Green signs health laws expanding coverage, easing medical costs in Hawaii
Fertility coverage, colonoscopy follow-ups and medical debt relief are now on the books, including a first debt pool that reaches 6,654 Hawaii island residents.

Josh Green signed three health measures on July 9, putting new coverage rules and a medical debt program into motion for Hawaii residents, including 6,654 people on Hawaii island who are part of the first debt pool. The governor signed the bills in two separate ceremonies and said access to quality healthcare should not depend on a person’s ability to pay.

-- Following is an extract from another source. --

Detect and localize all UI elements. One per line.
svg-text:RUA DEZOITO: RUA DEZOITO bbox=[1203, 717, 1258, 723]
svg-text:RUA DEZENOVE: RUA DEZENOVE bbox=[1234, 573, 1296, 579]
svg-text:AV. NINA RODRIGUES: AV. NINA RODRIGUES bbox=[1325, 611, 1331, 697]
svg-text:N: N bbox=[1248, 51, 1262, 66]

One measure, HB 1864, will require insurers, mutual benefit societies and health maintenance organizations to cover standard fertility preservation services for people getting medically necessary treatment that could cause infertility. The law applies to policies, contracts, plans and agreements issued or renewed after Dec. 31, 2026. Cancer patients and others facing treatments that can damage reproductive organs will no longer have to treat fertility preservation as an added out-of-pocket expense.

HB 1969 takes aim at colorectal cancer, the second leading cause of cancer deaths in Hawaii. It requires certain health plans to cover a follow-up colonoscopy without deductible, copayment, coinsurance or other cost-sharing after a positive stool-based, blood-based or direct visualization screening test. The measure also creates state-funded financial assistance for eligible people, aimed at uninsured residents, residents whose coverage does not fully pay for screenings without cost-sharing, and certain Medicaid-ineligible residents.
The third measure, SB 3025, creates a Medical Debt Acquisition and Forgiveness Program within the Office of Wellness and Resilience and appropriates $500,000 for fiscal year 2026-2027 to launch it. The program is intended to start with debt already acquired by a medical debt collection and cancellation organization, a pool that covers 50,016 Hawaii residents statewide. The first phase includes 6,654 residents on Hawaii island. Medical debt can delay needed care and create barriers to employment and housing, and a 2022 Peterson-KFF Health System Tracker report found more than one in twenty adults in Hawaii have medical debt on their credit report.